Votre lettre à l'humanité

  • Ma Lettre à l’Humanité… Ce qui brûle
    Cher Univers,
    En tant qu’enfant on naît dans une famille, dans un milieu que l’on ne choisit pas. La famille, l’école et la rue, l’église, la mosquée et le temple nous inculquent des valeurs, des comportements. On connaît ce et ceux que l’on côtoie, pour le reste, c’est la télé et les magazines qui nous en parlent, les chansons qui passent à la radio, notre père imbibé lorsqu’il rentre au petit matin ou notre mère inquiète de nous voir sortir le soir dans des quartiers « chauds » de la ville. Il y a la vie et ses blessures, parfois graves. Il y a cette quête d’identité, lancinante, cette question du « qu’est-ce que je fous là ? » et l’envie d’appartenir à un groupe. On cherche à se rapprocher de ceux qui sont là, et parfois on se retrouve là où on ne devrait pas être, à faire des choses que l’on ne voudrait pas vraiment faire mais qui semblent donner un sens à notre existence.

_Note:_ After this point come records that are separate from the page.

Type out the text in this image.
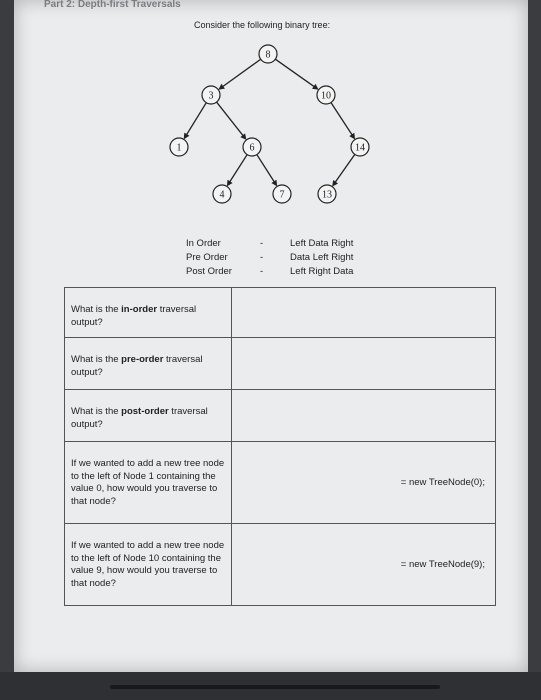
Part 2: Depth-first Traversals
Consider the following binary tree:
8
3	10
1	6	14
4	7	13
In Order	-	Left Data Right
Pre Order	-	Data Left Right
Post Order	-	Left Right Data
What is the in-order traversal output?	
What is the pre-order traversal output?	
What is the post-order traversal output?	
If we wanted to add a new tree node to the left of Node 1 containing the value 0, how would you traverse to that node?	= new TreeNode(0);
If we wanted to add a new tree node to the left of Node 10 containing the value 9, how would you traverse to that node?	= new TreeNode(9);
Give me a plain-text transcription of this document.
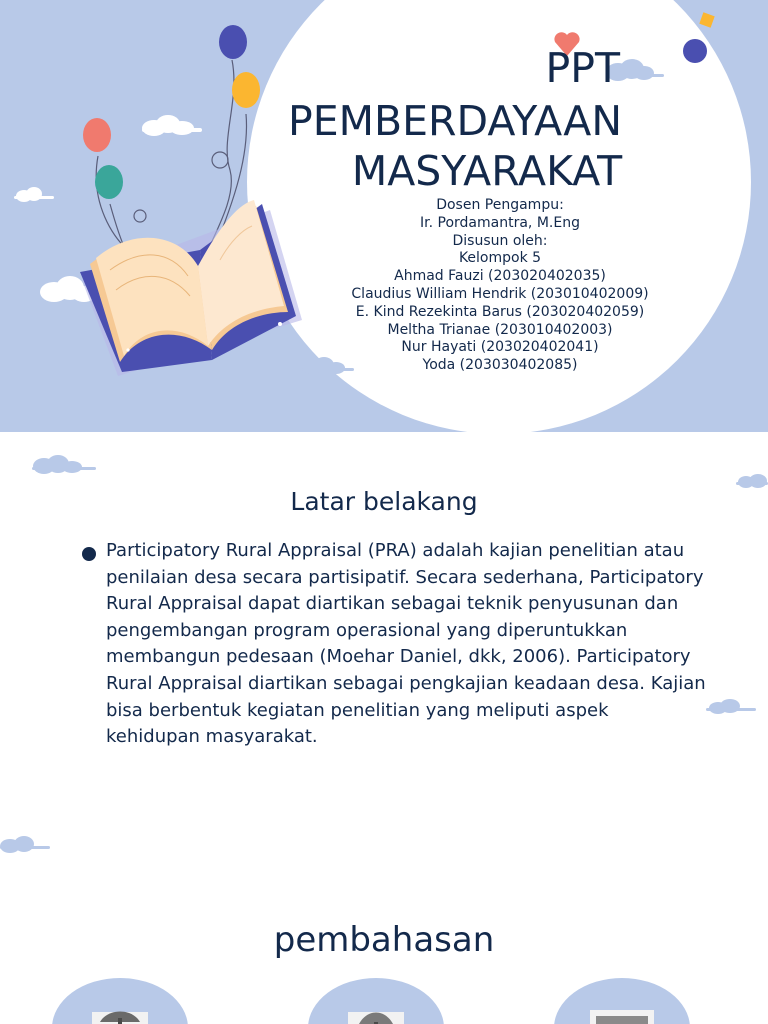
PPT
PEMBERDAYAAN
MASYARAKAT
Dosen Pengampu:
Ir. Pordamantra, M.Eng
Disusun oleh:
Kelompok 5
Ahmad Fauzi (203020402035)
Claudius William Hendrik (203010402009)
E. Kind Rezekinta Barus (203020402059)
Meltha Trianae (203010402003)
Nur Hayati (203020402041)
Yoda (203030402085)
Latar belakang

Participatory Rural Appraisal (PRA) adalah kajian penelitian atau penilaian desa secara partisipatif. Secara sederhana, Participatory Rural Appraisal dapat diartikan sebagai teknik penyusunan dan pengembangan program operasional yang diperuntukkan membangun pedesaan (Moehar Daniel, dkk, 2006). Participatory Rural Appraisal diartikan sebagai pengkajian keadaan desa. Kajian bisa berbentuk kegiatan penelitian yang meliputi aspek kehidupan masyarakat.

pembahasan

    Parce qu’on a les pieds dans la crasse des pavés et la tête dans les étoiles. Parce qu’on a souffert longtemps de l’exclusion ressentie ou inculquée, subie ou provoquée ; parce qu’on connaît des gens, parfois proches, qui ont été traités comme des moins que rien sous couvert de leur origine, de leur religion,... Parce qu’on ne sait plus qui on est, d’où on vient. Et parce qu’on nous dit qu’il y a des responsables de tout ce malheur, et que pour leur faire comprendre la violence qu’ils nous ont infligé il faut leur en infliger une encore plus grande, plus féroce. Parce que maintenant « on ne pardonne plus, on tue ».
    Explosion. La peur engloutit tout. Il n’y a plus de retour en arrière possible. Notre âme s’est envolée, ne reste plus que chaque pas en avant.
    -------------
    Le vivre-ensemble brûle. La « terreur » est épinglée comme une « monstruosité » incompréhensible, peu d’importance est accordée à l’examen des racines de la violence et de l’extrémisme…
    Dans nos villes contemporaines, si la diversité culturelle et sociale est un fait, la mixité sociale et culturelle l’est beaucoup moins. Diversité oui, car par exemple près de 185 nationalités sont représentées en Belgique, et des revenus très variés cohabitent dans notre pays.
    Par mixité, cependant, j’entends un rapport harmonieux tant entre les différentes couches socio-économiques de la population qu’entre les groupes d’origines diverses.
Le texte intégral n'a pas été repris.